Will Canadian negotiators hold firm or capitulate? Given the harsh policies of Prime Minister Stephen Harper — the George W. Bush of Canada — much activism will be required to stop SOPA getting in through the back door.

At the behest of corporations such as Monsanto, which seeks to control the world’s food supply, labeling of genetically modified organisms (GMO) would be illegal.

Specific TPP language on GMOs and GMO labeling has not yet surfaced. But because the goal of Monsanto and other US manufacturers of GMO foods is to remove restrictions against GMOs, this is likely to be an area where US negotiators push hard.

More secret than usual

This latest round of TPP talks was even more secret than usual. Negotiators did not bother this time with the pretense of meeting with civil-society groups.

A potential turn for the worse is possible with the election of Abbott, who may reverse some of the previous positions Canberra had taken against certain US proposals.

For example, preceding Australian governments opposed investor-state disputes being adjudicated by secret tribunals controlled by corporate lawyers.

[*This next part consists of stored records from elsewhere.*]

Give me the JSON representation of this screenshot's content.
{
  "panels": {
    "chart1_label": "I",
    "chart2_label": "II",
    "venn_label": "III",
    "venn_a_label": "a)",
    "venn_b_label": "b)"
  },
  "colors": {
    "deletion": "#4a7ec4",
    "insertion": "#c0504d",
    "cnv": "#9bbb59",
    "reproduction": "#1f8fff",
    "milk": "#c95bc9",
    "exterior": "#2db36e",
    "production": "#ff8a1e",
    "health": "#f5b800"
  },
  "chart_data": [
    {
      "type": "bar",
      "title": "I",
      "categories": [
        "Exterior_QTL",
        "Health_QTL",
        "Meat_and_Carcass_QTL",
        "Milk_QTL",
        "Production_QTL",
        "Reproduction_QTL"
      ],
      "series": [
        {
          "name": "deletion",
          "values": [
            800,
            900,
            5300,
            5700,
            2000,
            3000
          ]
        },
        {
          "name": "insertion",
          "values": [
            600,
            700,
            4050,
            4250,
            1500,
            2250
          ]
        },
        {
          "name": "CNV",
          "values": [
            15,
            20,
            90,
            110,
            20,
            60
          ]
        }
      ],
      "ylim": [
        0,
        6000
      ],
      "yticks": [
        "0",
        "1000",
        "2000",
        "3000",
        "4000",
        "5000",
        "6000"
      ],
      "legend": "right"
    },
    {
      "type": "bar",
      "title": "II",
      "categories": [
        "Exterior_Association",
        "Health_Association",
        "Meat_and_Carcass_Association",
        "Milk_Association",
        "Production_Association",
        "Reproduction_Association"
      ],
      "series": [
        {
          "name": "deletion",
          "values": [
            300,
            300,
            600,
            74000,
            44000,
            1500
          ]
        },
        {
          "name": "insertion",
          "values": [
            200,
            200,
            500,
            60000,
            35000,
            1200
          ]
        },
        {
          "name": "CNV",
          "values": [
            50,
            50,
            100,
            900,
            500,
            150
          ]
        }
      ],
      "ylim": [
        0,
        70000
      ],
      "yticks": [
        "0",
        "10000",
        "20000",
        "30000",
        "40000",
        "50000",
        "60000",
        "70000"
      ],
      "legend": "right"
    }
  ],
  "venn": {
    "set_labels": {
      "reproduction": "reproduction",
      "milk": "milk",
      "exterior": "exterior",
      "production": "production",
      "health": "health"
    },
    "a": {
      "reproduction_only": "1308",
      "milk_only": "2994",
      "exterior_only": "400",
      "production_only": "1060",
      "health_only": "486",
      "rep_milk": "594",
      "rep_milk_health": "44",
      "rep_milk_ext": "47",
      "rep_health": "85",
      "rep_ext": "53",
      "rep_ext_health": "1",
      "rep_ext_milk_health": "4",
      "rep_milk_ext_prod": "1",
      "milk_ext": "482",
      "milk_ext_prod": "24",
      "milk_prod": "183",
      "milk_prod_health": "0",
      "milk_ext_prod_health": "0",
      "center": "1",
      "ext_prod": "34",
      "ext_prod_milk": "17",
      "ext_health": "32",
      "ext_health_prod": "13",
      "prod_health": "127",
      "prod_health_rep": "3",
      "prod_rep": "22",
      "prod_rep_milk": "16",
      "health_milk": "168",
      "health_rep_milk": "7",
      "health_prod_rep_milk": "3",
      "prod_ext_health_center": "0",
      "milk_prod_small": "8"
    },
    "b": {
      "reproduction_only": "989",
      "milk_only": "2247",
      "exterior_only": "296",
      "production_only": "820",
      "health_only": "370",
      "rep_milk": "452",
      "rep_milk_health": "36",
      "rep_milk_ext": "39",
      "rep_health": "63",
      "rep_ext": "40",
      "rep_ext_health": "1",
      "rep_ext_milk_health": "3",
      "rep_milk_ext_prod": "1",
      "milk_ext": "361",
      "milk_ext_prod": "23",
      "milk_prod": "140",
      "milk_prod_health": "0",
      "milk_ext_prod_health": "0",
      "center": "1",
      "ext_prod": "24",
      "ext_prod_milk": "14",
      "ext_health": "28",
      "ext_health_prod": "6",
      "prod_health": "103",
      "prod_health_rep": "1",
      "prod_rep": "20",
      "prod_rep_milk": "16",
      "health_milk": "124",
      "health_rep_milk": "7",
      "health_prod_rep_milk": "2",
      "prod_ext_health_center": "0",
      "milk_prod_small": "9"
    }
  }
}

It is unknown if the Abbott government will reverse that position.

The ABC's Lateline reported on October 10 that Abbott is in favour of “fast-tracking” the TPP and other trade agreements. This is a worrying sign, as the US is pushing hard for anti-democratic provisions such as investor-state disputes to be adjudicated in the secret tribunals.

These mechanisms are in force in the North America Free Trade Agreement and many bi-lateral trade agreements. NAFTA, for example, uses a tribunal that is an arm of the World Bank in which only two of the more than 200 cases it has heard have been open to the public — this might become the forum that would adjudicate disputes under the TPP.

Agreements like TPP have little to do with trade and much to do with imposing a corporate dictatorship. There is no time to waste.